Nor was there in their correspondence any mention of love, or of possible or impossible marriage. But toward the end of summer, when a little band of men was warily gathering in a Maryland farmhouse, one of Jeff’s letters set Rhoda’s heart to fluttering. There was in it, save for some terms of endearment which seemed to have flowed unconsciously from his pen, no putting into words of a lover’s hopes. But she felt through every line the burning of the lover’s heart. And a few weeks later there came a brief note saying, “I shall be in Hillside soon and shall count on seeing you.”

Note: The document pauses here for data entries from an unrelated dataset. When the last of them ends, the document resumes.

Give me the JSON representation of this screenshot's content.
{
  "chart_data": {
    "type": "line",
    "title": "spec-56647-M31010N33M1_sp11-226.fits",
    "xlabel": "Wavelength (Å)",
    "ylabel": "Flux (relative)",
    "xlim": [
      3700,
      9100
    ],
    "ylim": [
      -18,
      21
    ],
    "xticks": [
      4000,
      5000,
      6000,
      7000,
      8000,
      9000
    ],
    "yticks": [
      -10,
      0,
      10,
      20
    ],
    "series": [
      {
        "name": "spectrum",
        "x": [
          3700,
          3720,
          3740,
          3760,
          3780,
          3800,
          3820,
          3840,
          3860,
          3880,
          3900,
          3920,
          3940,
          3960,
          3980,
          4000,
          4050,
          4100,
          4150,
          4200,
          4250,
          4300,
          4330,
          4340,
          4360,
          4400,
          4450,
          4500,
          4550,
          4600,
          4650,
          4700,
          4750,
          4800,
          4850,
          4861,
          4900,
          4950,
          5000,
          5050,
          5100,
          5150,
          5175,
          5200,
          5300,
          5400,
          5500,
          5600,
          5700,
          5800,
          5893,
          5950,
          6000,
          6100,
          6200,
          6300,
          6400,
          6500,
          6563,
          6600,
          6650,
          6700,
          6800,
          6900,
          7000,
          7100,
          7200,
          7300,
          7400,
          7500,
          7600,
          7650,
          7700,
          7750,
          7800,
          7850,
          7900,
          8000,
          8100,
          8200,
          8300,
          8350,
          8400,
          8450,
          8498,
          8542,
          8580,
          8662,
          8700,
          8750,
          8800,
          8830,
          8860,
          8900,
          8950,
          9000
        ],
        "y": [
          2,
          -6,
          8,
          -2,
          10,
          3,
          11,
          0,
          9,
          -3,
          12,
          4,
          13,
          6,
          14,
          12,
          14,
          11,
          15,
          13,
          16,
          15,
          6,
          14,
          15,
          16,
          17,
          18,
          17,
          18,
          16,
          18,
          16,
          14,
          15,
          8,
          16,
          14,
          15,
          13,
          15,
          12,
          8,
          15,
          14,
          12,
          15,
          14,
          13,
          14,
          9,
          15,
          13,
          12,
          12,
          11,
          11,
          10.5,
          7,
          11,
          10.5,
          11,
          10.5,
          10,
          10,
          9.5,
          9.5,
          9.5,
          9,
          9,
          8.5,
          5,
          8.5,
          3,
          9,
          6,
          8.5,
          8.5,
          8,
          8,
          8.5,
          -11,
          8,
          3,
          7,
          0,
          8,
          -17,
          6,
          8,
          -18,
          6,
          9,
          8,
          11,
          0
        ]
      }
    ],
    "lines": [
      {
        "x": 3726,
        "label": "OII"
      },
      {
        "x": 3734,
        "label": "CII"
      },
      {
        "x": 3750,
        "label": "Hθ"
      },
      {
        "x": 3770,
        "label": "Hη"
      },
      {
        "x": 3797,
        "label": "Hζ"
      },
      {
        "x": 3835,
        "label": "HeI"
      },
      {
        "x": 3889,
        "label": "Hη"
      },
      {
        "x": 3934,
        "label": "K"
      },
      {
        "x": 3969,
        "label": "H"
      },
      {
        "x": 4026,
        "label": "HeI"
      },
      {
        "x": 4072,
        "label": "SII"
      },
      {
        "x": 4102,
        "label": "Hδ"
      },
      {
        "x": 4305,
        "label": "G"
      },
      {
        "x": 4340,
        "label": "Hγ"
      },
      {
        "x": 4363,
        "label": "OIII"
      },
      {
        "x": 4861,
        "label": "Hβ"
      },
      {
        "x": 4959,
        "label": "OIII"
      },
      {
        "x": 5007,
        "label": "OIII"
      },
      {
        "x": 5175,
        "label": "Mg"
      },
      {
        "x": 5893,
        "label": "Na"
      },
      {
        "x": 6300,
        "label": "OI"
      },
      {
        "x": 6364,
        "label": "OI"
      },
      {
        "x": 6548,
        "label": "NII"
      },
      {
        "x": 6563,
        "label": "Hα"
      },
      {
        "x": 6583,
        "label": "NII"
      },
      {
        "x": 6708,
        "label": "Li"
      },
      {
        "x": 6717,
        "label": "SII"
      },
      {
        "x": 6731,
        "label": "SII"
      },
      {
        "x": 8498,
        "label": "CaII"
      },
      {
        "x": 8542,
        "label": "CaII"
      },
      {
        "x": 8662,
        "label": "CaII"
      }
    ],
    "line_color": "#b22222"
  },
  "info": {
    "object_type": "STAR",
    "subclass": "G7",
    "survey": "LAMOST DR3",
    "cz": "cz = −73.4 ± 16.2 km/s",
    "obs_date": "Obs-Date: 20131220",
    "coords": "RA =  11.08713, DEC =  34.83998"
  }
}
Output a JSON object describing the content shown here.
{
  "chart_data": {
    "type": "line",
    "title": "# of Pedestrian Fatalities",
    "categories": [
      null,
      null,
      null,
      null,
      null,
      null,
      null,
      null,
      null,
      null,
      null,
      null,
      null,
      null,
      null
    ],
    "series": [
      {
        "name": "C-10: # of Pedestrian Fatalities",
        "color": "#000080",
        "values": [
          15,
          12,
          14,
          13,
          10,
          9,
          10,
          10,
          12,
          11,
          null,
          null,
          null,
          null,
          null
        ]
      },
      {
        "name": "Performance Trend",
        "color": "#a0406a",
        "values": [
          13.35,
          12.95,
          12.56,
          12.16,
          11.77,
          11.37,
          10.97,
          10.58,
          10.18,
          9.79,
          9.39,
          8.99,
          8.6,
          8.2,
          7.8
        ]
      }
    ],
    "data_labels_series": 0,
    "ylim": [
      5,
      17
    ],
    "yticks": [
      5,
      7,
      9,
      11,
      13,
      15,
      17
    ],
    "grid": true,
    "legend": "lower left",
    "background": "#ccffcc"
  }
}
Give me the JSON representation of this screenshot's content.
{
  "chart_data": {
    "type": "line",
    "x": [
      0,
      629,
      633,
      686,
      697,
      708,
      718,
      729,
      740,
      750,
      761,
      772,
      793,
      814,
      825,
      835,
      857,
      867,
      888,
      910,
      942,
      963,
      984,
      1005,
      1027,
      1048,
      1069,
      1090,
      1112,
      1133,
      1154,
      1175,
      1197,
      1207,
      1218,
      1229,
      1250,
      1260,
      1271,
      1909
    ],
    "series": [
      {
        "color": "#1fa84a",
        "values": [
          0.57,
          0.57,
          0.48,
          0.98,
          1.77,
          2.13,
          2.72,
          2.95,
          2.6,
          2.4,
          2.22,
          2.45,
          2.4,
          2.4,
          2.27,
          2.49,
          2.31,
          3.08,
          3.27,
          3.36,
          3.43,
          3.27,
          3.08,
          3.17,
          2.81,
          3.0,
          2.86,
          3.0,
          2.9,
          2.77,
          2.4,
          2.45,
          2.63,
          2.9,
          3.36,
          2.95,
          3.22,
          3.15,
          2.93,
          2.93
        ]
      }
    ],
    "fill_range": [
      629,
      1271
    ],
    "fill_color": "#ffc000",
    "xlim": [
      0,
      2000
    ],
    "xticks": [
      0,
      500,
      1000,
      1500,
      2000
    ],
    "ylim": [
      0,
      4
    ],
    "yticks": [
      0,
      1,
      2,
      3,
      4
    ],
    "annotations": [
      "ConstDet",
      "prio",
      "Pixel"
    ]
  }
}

For a day Rhoda’s heart sang with joy, “He is coming, he is coming! I shall see him, have him here beside me!” and would listen to no warnings of her mind.
Then she wrote, “Don’t come! I beg of you, Jeff, don’t come! What is the use!” And lest her courage might fail her, she quickly sealed and posted her missive.
But when the October woods were bright with flaming color, and the little band of men in the Maryland farmhouse were waiting for the order to march, and Rhoda and her father were saying to each other every morning, “There may be news to-day,” Jefferson Delavan appeared at her door.
“I told you not to come!” she said, and gave him her hand, while face and eyes belied the meaning of her words. His heart gladdened at their sweet shining as he held her hand in both of his and answered, “And I disobeyed—because I couldn’t help it.” Then, for a moment, their starving, delighted gaze fed upon each other’s eyes, until Rhoda suddenly felt that he was about to break into lover’s speech. Impulsively she laid a finger across his lips. He seized and held it there while she exclaimed:
“Don’t speak, Jeff, don’t say anything. It’s such a lovely day—the hills are so beautiful—let’s have a ride together!”
He agreed, glad of anything that would insure her presence near him, and they were soon galloping over country roads and across the wooded hills, brilliant in the gala robes with which Nature celebrates her thanksgiving for another year of sun and life and growth.
As they rode, the motion and the wine-like air and the joy in her heart lifted Rhoda into exultant mood, deepened the wild rose-bloom in her cheeks and kindled her serious eyes into sparkling gaiety. “Let me have this little time!” her heart pleaded. “It may be the last. After that has happened he may never come again!”
And so, with thrilling nerves and singing heart, the Cavalier in her breast dominated the Puritan and sent to the four winds warnings of conscience and thought of to-morrow. Forgotten was the safety of the three fugitive slaves, at that moment hiding in her cellar, forgotten the fateful Thing for whose birth in the Virginia mountains she had been waiting, cast away from her mind was all thought of the anti-slavery contest, nor was there room in her heart for zeal in its cause. She was mere woman, loving and beloved, and glorying inwardly in her power over her lover. Her Cavalier inheritance took possession of her and bade her snatch the pleasure of the hour. Her father’s offspring dwindled away into the smallest recesses of her nature and it was her mother’s daughter who sat in the saddle, slender and graceful, and with starry eye and alluring smile kindled fresh fires in her lover’s breast.
With pride and pleasure she saw them burning in his face and eyes as he drew beside her and murmured, “Rhoda, you are so beautiful!” Her mirror had told her many times, and she had agreed in its verdict, that she was not beautiful. And so all the more precious to her was this tribute of love, and more than once did she win it, as they rode and rode, during the long afternoon.